Шпенглер не усиливает детерминистский взгляд,
когда он отказывается продолжить аналогию
организма с видом или родом. "Жизнь любой
группы организмов включает среди прочего
определенное время существования и определенный
темп развития: и никакая морфология истории не
может освободиться от этих понятий... Время жизни
поколения - для какого бы существа оно ни
рассматривалось - является числовым значением
почти мистического свойства. И эти соотношения
также действительны для цивилизаций - в
некотором смысле об этом раньше никогда не
думали. Каждая цивилизация, каждый период
архаики, каждый взлет, каждое падение и каждая
непостижимая фаза каждого из этих движений
обладают определенным временным периодом,
который всегда один и тот же и который всегда
имеет свое символическое обозначение. Каков
смысл пятидесятилетнего периода в ритме
политической, интеллектуальной и художественной
жизни, которая превалирует во всех
цивилизациях?.. Каково значение тысячелетия,
которое есть идеальный временной период всех
цивилизаций, сравнимый в пропорции с
индивидуальным жизненным сроком человека, -
семьдесят лет?" [*2]
Правильный, на наш взгляд, ответ состоит в том,
что общество не является видом или родом. Более
того, оно не является организмом. Каждое общество
- это представитель некоторого вида из рода обществ.
Но род, к которому принадлежат люди, не является
ни западным обществом, ни эллинским, ни
каким-либо еще. Это род Homo. Столь простая
истина снимает с нас обязанность исследовать
шпенглеровскую догму о том, что роды и виды
обществ обладают предопределенными жизненными
сроками по аналогии с индивидуальными
организмами, являющимися представителями своих
биологических родов и видов. Даже если мы на
некоторое время предположим, что срок жизни рода Homo
заведомо ограничен, достаточно беглого взгляда
на реальную историческую длительность
биологических родов и видов, чтобы понять
ошибочность концепции, связывающей надломы
цивилизаций с этим гипотетическим концом жизни
рода Homo. Как, впрочем, нельзя их связывать и с
исчезновением материальной Вселенной через
распад ее вещества.
Касаясь проблемы надломов цивилизаций, резонно
задаться вопросом, а есть ли основания
предполагать, что надломы сопровождаются
какими-либо симптомами физической или
психической дегенерации. Были ли афиняне
поколения Сократа, Еврипида, Фукидида, Фидия и
Перикла, пережившие катастрофу 431 г. до н.э.,
внутренне более ущербными, чем поколение
Марафона, заставшее расцвет и славу общества, к
которому они принадлежали?
Объяснение надломов цивилизаций с точки зрения
евгеники, как представляется, можно найти у
Платона в "Государстве", где он говорит, что
общество с идеальным устройством нелегко
вывести из равновесия, но в конце концов все, что
рождается, обречено на распад; даже идеальное
устройство не может существовать вечно и в конце
концов надломится. Надлом этот связан с
периодическим ритмом (с кратким периодом для
краткоживущих существ и длительным периодом для
тех, кто на другом конце шкалы), который является
ритмом жизни как в животном, так и в растительном
царстве и который зависит от физической и
психической плодовитости. Особые законы
человеческой евгеники расстроят разум и
интуицию нашего обученного правящего
меньшинства, несмотря на всю их интеллектуальную
силу; эти законы ускользнут от их взора, и однажды
они произведут детей несвоевременно.
Платон выработал поразительные числовые
формулы для выражения продолжительности
человеческой жизни и утверждал, что социальное
разложение наступит в результате игнорирования
этого математического закона евгеники вождями
общества [+4]. Но
даже из этого ясно, что Платон не считает расовую
дегенерацию, связываемую им с социальным
надломом, автоматическим или предопределенным
явлением. Скорее он видит здесь интеллектуальную
ошибку, техническую неудачу, ошибочный шаг.
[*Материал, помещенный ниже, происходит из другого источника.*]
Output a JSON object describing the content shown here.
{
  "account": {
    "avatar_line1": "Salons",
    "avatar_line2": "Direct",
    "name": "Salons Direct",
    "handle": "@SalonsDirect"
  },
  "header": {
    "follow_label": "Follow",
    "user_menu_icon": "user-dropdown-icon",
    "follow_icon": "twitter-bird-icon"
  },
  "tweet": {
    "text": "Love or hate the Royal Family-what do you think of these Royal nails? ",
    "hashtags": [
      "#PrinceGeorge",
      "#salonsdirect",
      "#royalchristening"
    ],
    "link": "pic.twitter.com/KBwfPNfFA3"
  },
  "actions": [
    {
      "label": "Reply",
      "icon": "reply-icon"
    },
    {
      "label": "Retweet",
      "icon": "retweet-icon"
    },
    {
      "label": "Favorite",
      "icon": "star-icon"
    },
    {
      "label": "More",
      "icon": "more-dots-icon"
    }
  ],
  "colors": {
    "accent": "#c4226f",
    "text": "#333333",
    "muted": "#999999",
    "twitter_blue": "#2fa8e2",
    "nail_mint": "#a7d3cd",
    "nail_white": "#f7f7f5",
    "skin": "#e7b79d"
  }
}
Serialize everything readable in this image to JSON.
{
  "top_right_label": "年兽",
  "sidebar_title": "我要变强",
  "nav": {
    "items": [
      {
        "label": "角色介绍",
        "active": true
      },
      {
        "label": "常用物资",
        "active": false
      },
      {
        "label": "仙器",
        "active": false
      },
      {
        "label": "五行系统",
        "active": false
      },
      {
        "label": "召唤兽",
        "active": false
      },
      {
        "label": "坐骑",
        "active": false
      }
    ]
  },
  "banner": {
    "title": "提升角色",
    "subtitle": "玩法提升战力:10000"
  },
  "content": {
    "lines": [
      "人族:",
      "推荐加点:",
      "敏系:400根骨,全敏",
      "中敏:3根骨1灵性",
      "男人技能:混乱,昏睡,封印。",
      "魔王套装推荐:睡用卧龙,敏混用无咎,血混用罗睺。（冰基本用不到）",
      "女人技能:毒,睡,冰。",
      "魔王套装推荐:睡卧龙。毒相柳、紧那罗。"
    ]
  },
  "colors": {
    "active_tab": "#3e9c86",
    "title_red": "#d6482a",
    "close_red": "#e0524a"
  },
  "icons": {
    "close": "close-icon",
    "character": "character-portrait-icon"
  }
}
В любом случае нет оснований следовать Платону,
признавая расовую дегенерацию хотя бы как
вторичное звено в причинной связи явлений,
ведущих общество к надлому и упадку. Безусловно,
во времена социального упадка члены
распадающегося общества могут казаться пигмеями
или уродами, особенно в сравнении с царским
величием их предшественников, живших в эпоху
социального роста. Однако назвать эту болезнь
дегенерацией - значит поставить неверный
диагноз. Болезнь, овладевающая детьми декаданса,
крепко оковывая их "скорбию и железом" (Пс.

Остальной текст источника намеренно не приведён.